Opinion of the Court

BROWN, J.

Action in claim and delivery for certain lumber alleged to be wrongfully detained by defendants. The trial court directed a verdict for defendants, and plaintiff appealed from an order denying a new trial.

The facts are as follows: On May 4, 1905, plaintiff, a corporation under the laws of the state of Missouri, doing business at St. Louis, that state, sold to the St. Paul Furniture Company, a corporation doing business at St. Paul, this state, the lumber in question, and shipped' the same on that day by railroad from St. Louis to the furniture company at St. Paul. At the time of ordering the lumber the furniture company was insolvent, and soon after its arrival at St. Paul the company made a trust deed of all its property to defendants Smith, Andrews and Field for the benefit of its creditors; the trustees being by the terms of the deed expressly authorized and empowered to continue the business of the company in all respects as theretofore conducted by it. Thereafter, and on May 11, 1905, the trustees took possession of the lumber, unloaded it from the car in which it was shipped, and removed the same to the yards and upon the premises of the-furniture company. On May 16, 1905, and while the trustees were so in possession of the lumber, proceedings in involuntary bankruptcy were instituted against the furniture company in the district court of' the United States for the district of Minnesota, in which defendant Fischbein was duly appointed receiver of all its property. Fischbein thereafter properly qualified as such receiver and took possession of *83the premises, property, and effects of the furniture company in the hands of the trustees, including this lumber, claiming it as the property of and belonging to that company. Plaintiff then brought this action to recover the possession of the lumber, on the theory and contention that, upon discovering the insolvency of the furniture company, it had the right to stop the lumber in transit, and, further, that the act of the company in ordering the lumber, knowing of its insolvency, was such fraud as entitled plaintiff to rescind the sale; that it did upon notice of the fraud rescind the contract; and hence that the title to the lumber never passed to the furniture company, and the detention thereof by defendant was unlawful.

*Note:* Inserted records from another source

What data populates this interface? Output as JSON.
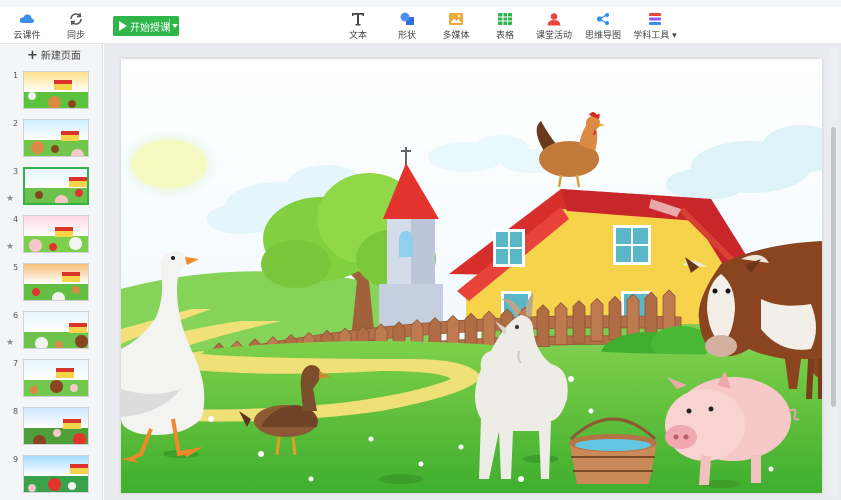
{
  "toolbar": {
    "cloud_label": "云课件",
    "sync_label": "同步",
    "start_label": "开始授课",
    "tools": [
      {
        "label": "文本",
        "icon": "text-icon"
      },
      {
        "label": "形状",
        "icon": "shape-icon"
      },
      {
        "label": "多媒体",
        "icon": "media-icon"
      },
      {
        "label": "表格",
        "icon": "table-icon"
      },
      {
        "label": "课堂活动",
        "icon": "activity-icon"
      },
      {
        "label": "思维导图",
        "icon": "mindmap-icon"
      },
      {
        "label": "学科工具 ▾",
        "icon": "subject-tools-icon"
      }
    ]
  },
  "sidebar": {
    "new_page_label": "新建页面",
    "pages": [
      {
        "num": "1",
        "starred": false,
        "active": false
      },
      {
        "num": "2",
        "starred": false,
        "active": false
      },
      {
        "num": "3",
        "starred": true,
        "active": true
      },
      {
        "num": "4",
        "starred": true,
        "active": false
      },
      {
        "num": "5",
        "starred": false,
        "active": false
      },
      {
        "num": "6",
        "starred": true,
        "active": false
      },
      {
        "num": "7",
        "starred": false,
        "active": false
      },
      {
        "num": "8",
        "starred": false,
        "active": false
      },
      {
        "num": "9",
        "starred": false,
        "active": false
      }
    ]
  },
  "colors": {
    "accent_green": "#2fb54a",
    "barn_red": "#d9342b",
    "barn_yellow": "#f7d34c",
    "grass": "#5cc43c"
  }
}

The point urged by defendant Fischbein, namely, that the property at the commencement of the action was in his possession as receiver of the bankrupt furniture company, as an officer of the federal court,, and therefore in custodia legis, and not subject to an action in replevin,, which is well taken, precludes from consideration the questions raised: by plaintiff respecting the ownership of the same. Whether the legal: title of the lumber passed to the furniture company by the transaction with the. plaintiff or not, the fact remains that it was shipped to that company by plaintiff under the contract of sale. Possession thereof was taken by the trustees named in the deed of trust, and later by defendant Fischbein as receiver, who now holds the same under the claim of official right as its property. So that, if replevin for the property cannot be maintained in the state courts, there is an end of the case, and the merits of the receiver’s title must be presented to the federal court having control of the bankruptcy proceedings.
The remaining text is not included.